Most of us know the pain of feeling empty and depressed, but the holidays can trigger a lot of strange emotions. However, if you count your blessings and stop reflecting on your losses, this will help.
Extra stress can come from having these types of situations: tension between two family members, estranged family members who’ve not visited in years, newly blended families bringing tension to your extended family, ex-spouses who won’t cooperate for the children’s sake during the holidays, and financial stress.
“If my finances were better and I had a loving family, I’d be in a very good mood,” says a woman we’ll call Trisha. “But I am working two jobs, and I got divorced this past summer. Happy people I see while I’m out shopping make me feel like my life has gone off the rails.”
All of us, without exception, will have very low points in our lives. We all will suffer physical and emotional stress, lost relationships, and financial jolts from time to time.
The secret to making things turn around is to deal with the pain head on. These tips can help:
• Don’t overdo when you’re already stressed. Give yourself a break. For example, don’t try to keep a perfect house, shop for perfect gifts, or compare yourself to others. Tell yourself, “I’ll find some small comforting things to do for myself.

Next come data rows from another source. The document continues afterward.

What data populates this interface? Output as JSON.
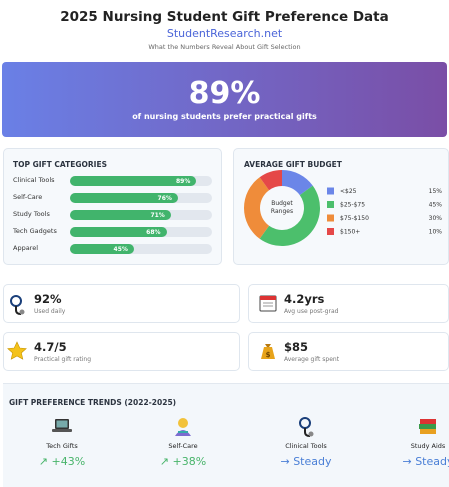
{
  "header": {
    "title": "2025 Nursing Student Gift Preference Data",
    "site": "StudentResearch.net",
    "subtitle": "What the Numbers Reveal About Gift Selection"
  },
  "hero": {
    "value": "89%",
    "caption": "of nursing students prefer practical gifts"
  },
  "categories": {
    "title": "TOP GIFT CATEGORIES",
    "xlim": [
      0,
      100
    ],
    "color": "#41b46c",
    "items": [
      {
        "name": "Clinical Tools",
        "value": 89,
        "label": "89%"
      },
      {
        "name": "Self-Care",
        "value": 76,
        "label": "76%"
      },
      {
        "name": "Study Tools",
        "value": 71,
        "label": "71%"
      },
      {
        "name": "Tech Gadgets",
        "value": 68,
        "label": "68%"
      },
      {
        "name": "Apparel",
        "value": 45,
        "label": "45%"
      }
    ]
  },
  "budget": {
    "title": "AVERAGE GIFT BUDGET",
    "center": [
      "Budget",
      "Ranges"
    ],
    "items": [
      {
        "name": "<$25",
        "value": 15,
        "label": "15%",
        "color": "#6b86e8"
      },
      {
        "name": "$25-$75",
        "value": 45,
        "label": "45%",
        "color": "#4cbf6c"
      },
      {
        "name": "$75-$150",
        "value": 30,
        "label": "30%",
        "color": "#ef8c3a"
      },
      {
        "name": "$150+",
        "value": 10,
        "label": "10%",
        "color": "#e54848"
      }
    ]
  },
  "stats": [
    {
      "value": "92%",
      "caption": "Used daily"
    },
    {
      "value": "4.2yrs",
      "caption": "Avg use post-grad"
    },
    {
      "value": "4.7/5",
      "caption": "Practical gift rating"
    },
    {
      "value": "$85",
      "caption": "Average gift spent"
    }
  ],
  "trends": {
    "title": "GIFT PREFERENCE TRENDS (2022-2025)",
    "items": [
      {
        "name": "Tech Gifts",
        "trend": "↗ +43%",
        "color": "#48b46a"
      },
      {
        "name": "Self-Care",
        "trend": "↗ +38%",
        "color": "#48b46a"
      },
      {
        "name": "Clinical Tools",
        "trend": "→ Steady",
        "color": "#4a7fd6"
      },
      {
        "name": "Study Aids",
        "trend": "→ Steady",
        "color": "#4a7fd6"
      }
    ]
  }
}
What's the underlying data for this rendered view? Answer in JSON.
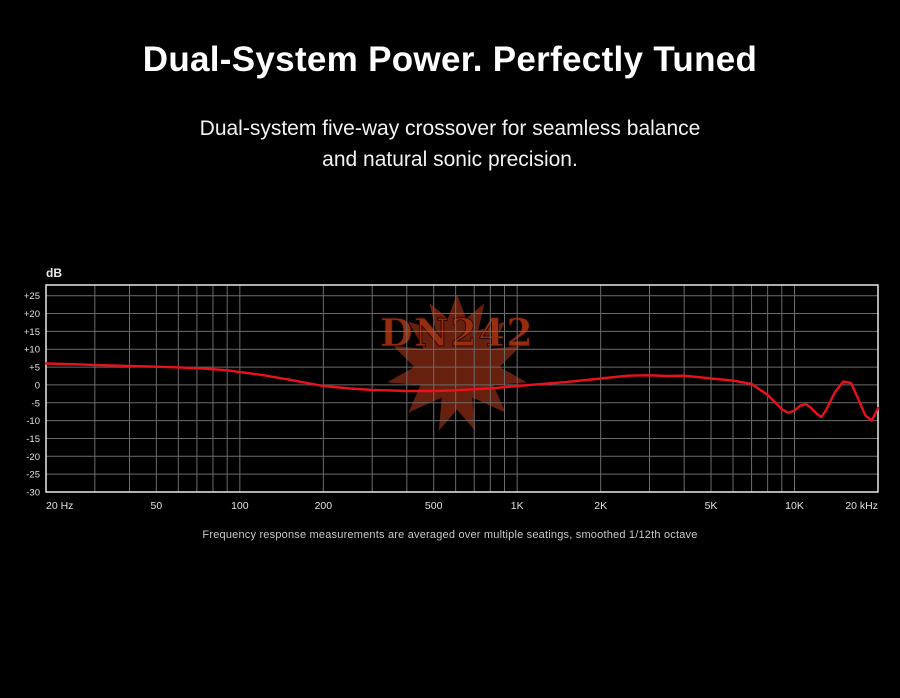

I will take time to enjoy life.”
• Realize that winter months can cause depression. Staying out of the sun can adversely affect brain chemistry in a number of ways. If possible, go outside in the sun for a few minutes every day.
• Plan something to look forward to. For example, find three old movies to watch over the next two weeks at home. Or, invite one or two people to have a meal with you.
• Take hold of your biggest problems first. For example, if you are behind in your mortgage, be proactive. Call your lender and see if you can work out a catchup plan or a way to refinance for a lower payment. Don’t give up until you develop a workable plan.
• Stop trying to control all family relationships. For example, if your son isn’t speaking to his ex-wife, don’t throw gasoline on the fire. Allow him to work out the problem himself. If your daughter is angry with her sister, allow the two of them to work it out. Step back and take yourself out of the fracas.
Staying in peace yourself is setting a good example for everyone in your circle of life. While you don’t want to become an ostrich with your head in the sand, do stay calm and take steps to keep the holidays joyful.
“Last Christmas, my son’s ex wouldn’t let me see our grandchildren,” says a friend of ours we’ll call Peggy. “I didn’t let this wreck me, although I could have. Instead, I continued to tell my son everything would eventually work out. And it did. The grandchildren are here at my house this year, thank goodness.”
Peggy continues, “Part of getting through the craziness of life is to stop reacting to it. Instead, take the high road and figure out what’s going to work in the long run. Peace starts inside yourself.”